Quill publisher named to newspaper hall of fame

Thursday, July 9, 2009

(Photo)
Frank Martin III
Five people will be inducted in October into the Missouri Newspaper Hall of Fame, one of whom has close ties to Salem. This will be the 19th class to be inducted, and it includes descendants of earlier inductees.

This year's honorees are the late W. Ray Vickery, a past MPA president; the late Lucile Bluford, longtime publisher of The Kansas City Call; the late David R. Bradley Sr., publisher of the News-Press & Gazette Co., St. Joseph; Brian Brooks, an internationally known journalism professor with the Missouri School of Journalism; and Frank L. Martin III, publisher of the West Plains Daily Quill.

Frank Martin III is the son of Frank Lee Martin Jr., who bought the West Plains Daily Quill in 1946 and was the publisher of the Salem Headlight (now The News) in 1964. He is the grandson of Frank Lee Martin, the second dean of the Missouri School of Journalism. They were inducted into the Hall of Fame in 1998 and 1992, respectively.

Martin went to work for his father as managing editor of The Quill in 1975 after graduation from the Missouri School of Journalism and four years working for the New Orleans Times-Picayune. He became editor, publisher and president of The Quill in 1983.

Under Martin's leadership, The Quill has earned many awards and recognition for excellence in journalism. Martin also has been recognized for his work outside the newspaper.

He was elected in 1979 to the board of trustees of West Plains Memorial Hospital. He was 31 and the youngest of the hospital's five trustees. Two years later Martin was president of the board of trustees, a position he held for many years.

After a name change to Ozarks Medical Center and many other changes, the hospital flourished. In 1990, Modern Healthcare magazine named Martin its Trustee of the Year for hospitals with fewer than 250 beds.

Martin was appointed to the Missouri Press - Bar Commission in 1999. He has served as volunteer media coordinator for two judicial circuits for more than 10 years.

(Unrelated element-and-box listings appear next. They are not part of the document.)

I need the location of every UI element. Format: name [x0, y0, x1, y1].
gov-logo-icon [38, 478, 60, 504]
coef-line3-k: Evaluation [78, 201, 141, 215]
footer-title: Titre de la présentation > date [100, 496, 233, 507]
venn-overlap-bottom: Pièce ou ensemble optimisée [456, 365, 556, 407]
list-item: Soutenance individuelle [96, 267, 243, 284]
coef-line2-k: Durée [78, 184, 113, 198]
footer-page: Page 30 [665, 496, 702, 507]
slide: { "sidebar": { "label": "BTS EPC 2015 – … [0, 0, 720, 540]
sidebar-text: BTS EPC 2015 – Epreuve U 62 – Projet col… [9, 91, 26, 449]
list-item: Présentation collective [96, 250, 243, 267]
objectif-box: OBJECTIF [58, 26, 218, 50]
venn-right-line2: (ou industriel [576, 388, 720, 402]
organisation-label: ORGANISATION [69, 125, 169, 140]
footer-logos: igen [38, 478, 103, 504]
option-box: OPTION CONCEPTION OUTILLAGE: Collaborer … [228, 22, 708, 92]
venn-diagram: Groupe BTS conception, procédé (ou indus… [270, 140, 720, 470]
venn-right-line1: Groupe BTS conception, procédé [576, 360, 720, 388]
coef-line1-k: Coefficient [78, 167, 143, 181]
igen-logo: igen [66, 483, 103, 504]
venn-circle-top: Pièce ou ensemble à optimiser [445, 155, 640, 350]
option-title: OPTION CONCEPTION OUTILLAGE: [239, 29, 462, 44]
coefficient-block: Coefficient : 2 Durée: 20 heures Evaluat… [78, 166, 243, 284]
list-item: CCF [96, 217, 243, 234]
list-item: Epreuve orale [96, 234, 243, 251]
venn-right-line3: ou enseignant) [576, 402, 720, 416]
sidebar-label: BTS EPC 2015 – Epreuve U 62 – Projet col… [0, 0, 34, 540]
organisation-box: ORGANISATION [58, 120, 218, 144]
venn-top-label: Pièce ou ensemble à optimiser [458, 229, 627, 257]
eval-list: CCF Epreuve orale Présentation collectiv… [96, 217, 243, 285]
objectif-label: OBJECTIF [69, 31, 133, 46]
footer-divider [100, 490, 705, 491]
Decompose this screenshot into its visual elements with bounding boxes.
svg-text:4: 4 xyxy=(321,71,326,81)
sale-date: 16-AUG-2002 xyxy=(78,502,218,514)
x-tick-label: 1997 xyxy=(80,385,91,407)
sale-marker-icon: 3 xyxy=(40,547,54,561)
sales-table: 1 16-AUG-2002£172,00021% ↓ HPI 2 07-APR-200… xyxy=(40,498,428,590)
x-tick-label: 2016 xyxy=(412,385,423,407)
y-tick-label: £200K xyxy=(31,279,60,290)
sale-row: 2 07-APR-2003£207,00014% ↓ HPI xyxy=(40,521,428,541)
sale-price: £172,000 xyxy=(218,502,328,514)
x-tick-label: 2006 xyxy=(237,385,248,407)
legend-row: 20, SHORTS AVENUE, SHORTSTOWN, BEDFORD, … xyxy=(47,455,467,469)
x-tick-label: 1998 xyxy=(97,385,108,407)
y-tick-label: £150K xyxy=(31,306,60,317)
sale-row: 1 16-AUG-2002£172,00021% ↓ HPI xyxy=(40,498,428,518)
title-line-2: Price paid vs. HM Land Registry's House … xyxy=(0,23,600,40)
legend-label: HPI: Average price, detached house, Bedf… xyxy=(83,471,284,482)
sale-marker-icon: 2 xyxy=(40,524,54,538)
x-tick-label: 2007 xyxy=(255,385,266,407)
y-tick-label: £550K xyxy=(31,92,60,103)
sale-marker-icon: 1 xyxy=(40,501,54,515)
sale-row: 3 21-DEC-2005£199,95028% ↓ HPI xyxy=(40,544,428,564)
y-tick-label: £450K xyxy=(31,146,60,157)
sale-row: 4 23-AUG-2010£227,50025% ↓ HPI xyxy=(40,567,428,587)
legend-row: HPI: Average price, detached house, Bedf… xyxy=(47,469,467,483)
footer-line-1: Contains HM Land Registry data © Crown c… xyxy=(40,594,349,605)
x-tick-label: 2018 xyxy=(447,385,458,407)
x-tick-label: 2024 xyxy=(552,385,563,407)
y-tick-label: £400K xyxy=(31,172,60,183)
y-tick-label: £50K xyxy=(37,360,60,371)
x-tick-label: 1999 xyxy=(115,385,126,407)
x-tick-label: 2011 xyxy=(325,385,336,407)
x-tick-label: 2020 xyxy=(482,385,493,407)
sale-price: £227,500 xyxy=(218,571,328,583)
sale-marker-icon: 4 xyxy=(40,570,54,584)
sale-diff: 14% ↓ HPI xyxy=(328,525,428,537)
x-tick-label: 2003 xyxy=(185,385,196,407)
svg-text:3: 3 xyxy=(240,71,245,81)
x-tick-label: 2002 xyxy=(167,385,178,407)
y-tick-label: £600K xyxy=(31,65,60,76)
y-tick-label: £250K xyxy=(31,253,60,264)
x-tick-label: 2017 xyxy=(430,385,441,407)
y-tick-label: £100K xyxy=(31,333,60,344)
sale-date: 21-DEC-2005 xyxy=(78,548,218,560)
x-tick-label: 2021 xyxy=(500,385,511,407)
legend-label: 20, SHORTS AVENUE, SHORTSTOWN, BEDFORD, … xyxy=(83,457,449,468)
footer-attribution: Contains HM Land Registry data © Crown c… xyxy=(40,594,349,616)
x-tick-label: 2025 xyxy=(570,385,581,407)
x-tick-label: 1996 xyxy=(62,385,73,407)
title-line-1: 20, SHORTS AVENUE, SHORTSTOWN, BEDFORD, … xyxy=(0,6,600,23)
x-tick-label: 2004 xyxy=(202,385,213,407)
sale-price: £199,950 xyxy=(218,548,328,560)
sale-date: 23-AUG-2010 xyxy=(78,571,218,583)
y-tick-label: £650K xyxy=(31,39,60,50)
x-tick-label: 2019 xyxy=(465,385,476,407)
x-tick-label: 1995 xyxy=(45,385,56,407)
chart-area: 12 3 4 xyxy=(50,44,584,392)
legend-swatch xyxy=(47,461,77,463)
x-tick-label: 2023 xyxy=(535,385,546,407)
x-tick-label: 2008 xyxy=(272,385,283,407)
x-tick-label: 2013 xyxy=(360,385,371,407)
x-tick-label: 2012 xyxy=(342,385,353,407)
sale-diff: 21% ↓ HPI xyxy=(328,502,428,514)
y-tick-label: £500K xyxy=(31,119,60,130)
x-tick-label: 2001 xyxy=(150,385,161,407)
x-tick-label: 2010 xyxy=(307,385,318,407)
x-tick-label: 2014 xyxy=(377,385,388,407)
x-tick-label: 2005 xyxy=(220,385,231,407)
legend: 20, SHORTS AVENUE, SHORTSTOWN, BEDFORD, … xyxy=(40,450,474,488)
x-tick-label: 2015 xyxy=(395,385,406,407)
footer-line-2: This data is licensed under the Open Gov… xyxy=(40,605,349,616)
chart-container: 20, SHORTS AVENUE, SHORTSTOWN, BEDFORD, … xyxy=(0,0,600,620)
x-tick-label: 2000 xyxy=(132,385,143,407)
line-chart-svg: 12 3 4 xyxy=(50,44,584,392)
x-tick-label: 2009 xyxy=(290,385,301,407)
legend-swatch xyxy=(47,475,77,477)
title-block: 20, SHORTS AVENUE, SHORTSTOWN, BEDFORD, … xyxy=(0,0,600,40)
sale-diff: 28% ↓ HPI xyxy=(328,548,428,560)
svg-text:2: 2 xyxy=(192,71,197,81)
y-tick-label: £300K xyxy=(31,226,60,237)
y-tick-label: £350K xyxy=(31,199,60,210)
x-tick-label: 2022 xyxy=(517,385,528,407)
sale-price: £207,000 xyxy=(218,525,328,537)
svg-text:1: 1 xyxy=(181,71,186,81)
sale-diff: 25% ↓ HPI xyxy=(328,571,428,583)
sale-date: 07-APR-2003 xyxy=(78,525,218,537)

In 2003, then Missouri Chief Justice Stephen Limbaugh appointed him to serve on the Missouri Commission on Children's Justice.

He is an outspoken champion of civil liberties and human rights, using his editorial pen to scold and lecture when necessary, knowing that his comments will invite scorn and threats from many of his readers.

In its October 2000 issue, George magazine published a lengthy article about Martin in its Citizen of the Year issue, calling him "The Bravest Newsman." It presented him with its George Award for a campaign against hate groups.

The Missouri Press Association, founded in 1867, is the newspaper trade organization in the state. Almost 300 weekly and daily newspapers, virtually every newspaper in the state, are members of the association, which is based in Columbia.

The association presents Pinnacle Awards to Hall of Fame inductees. Plaques with their likenesses will be hung in the conference room at the association offices in Columbia and in the student lounge of Lee Hills Hall at the Missouri School of Journalism.